In many respects, these journeys are very different. In the People's Republic of China we opened a new dialogue after 22 years of virtually no communication. In the Soviet Union there is an opportunity to bring a continuing dialogue to productive conclusions.
But in their central aim, these journeys to Peking and Moscow are alike. Neither visit is directed against anyone--adversary or ally. Both are for the betterment of everyone--for the peace of all mankind.
However, we must not allow the fact of summit meetings to create any unrealistic euphoria.
The responsibility for building peace rests with special weight upon the great powers. Whether the great powers fulfill that responsibility depends not on the atmospherics of their diplomacy, but on the realities of their behavior.
Great powers must not treat a period of detente as an interlude between periods of tension. Better relations among all nations require restraint by great nations-both in dealing with each other and in dealing with the rest of the world.
We can agree to limit arms. We can declare our peaceful purposes. But neither the limitation of arms nor the declaration of peaceful purposes will bring peace if directly or indirectly the aggressive use of existing weapons is encouraged.
And great powers cannot avoid responsibility for the aggressive actions of those to whom they give the means for embarking on such actions.
The great powers must use their influence to halt aggression--and not to encourage it.
The structure of world peace cannot be built unless the great powers join together to build it, and its strength will grow only as all nations--of all political and social systems--come to accept its validity and sustain its vitality. This does not mean that the great powers must always agree.
We expect to continue to have profound philosophical and significant diplomatic differences with the Soviet Union and with the People's Republic of China in a number of areas. But, through opening new lines of communication, we hope to increase the chance that in the future we shall talk about our differences and not fight about them.

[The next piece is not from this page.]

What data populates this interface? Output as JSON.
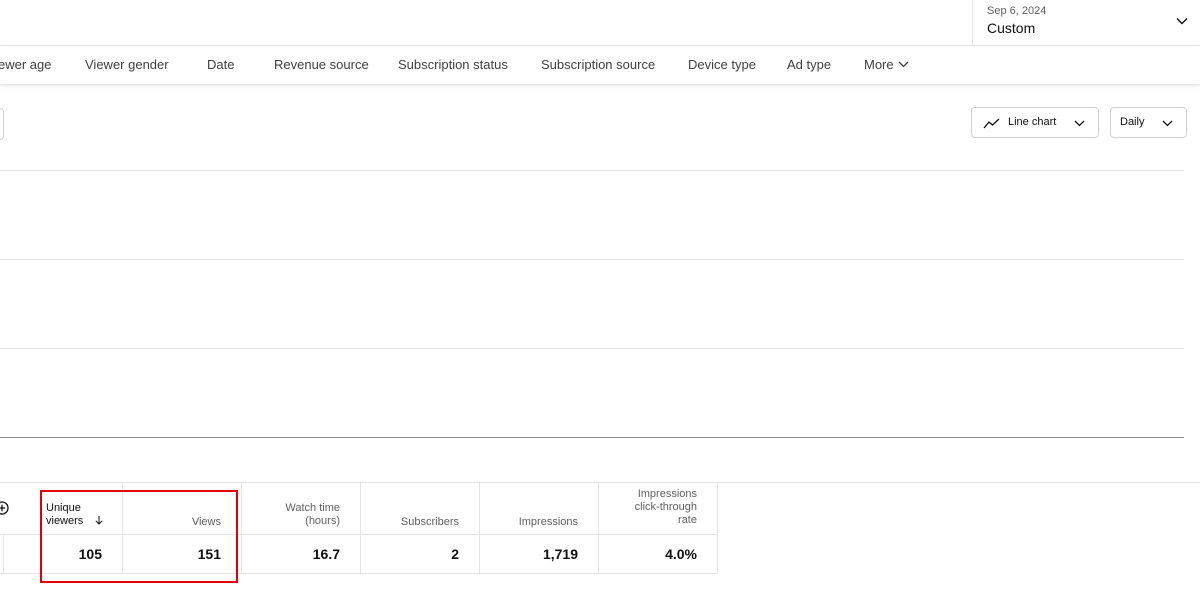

As we have prepared for both of these journeys, the experience of Canada has been most helpful. I am grateful to both the Prime Minister and to the Opposition Leader, Mr. [Robert L.] Stanfield, for sharing their insights with us as we embark on these endeavors.
As we continue toward our common quest for a better world order, let us apply the lessons we have learned so well on this continent:
--that we can walk our own road in our own way without moving further apart, that we can grow closer together without growing more alike;
--that peaceful competition can produce winners without producing losers, that success for some need not mean setbacks for others;
--that a rising tide will lift all our boats, that to go forward at all is to go forward together;
--that the enemy of peace is not independence but isolation, and that the way to peace is an open world.
And let us remember, too, these truths that we have found together:
--that variety can mean vitality;
--that diversity can be a force for progress; and
--that our ultimate destiny is indivisible.
When I spoke at the St. Lawrence Seaway ceremonies in 1969, I borrowed some words from the monument there which I had joined Queen Elizabeth in dedicating just 10 years before. That monument, as its inscription puts it, "bears witness to the common purpose of two nations whose frontiers are the frontiers of friendship, whose ways are the ways of freedom, whose works are the works of peace."
The truth to which that inscription testifies is of profound importance to people everywhere in this world.
For the ability of our two nations, Canada and the United States, to preserve the frontiers of friendship, to walk in the ways of freedom, and to pursue the works of peace provides example and encouragement to all who seek those same objectives, wherever they may live.
There is nothing more exciting than a time of new beginnings. A member of this body caught that spirit when he spoke in Parliament about the beginnings of Canadian nationhood 100 years ago. Listen to him: "Blood pulsed in our veins, new hopes fired our hearts, new horizons lifted and widened, new visions came to us in the night watches."
May that same sense of excitement inspire our two nations as we help lead the world to new beginnings today.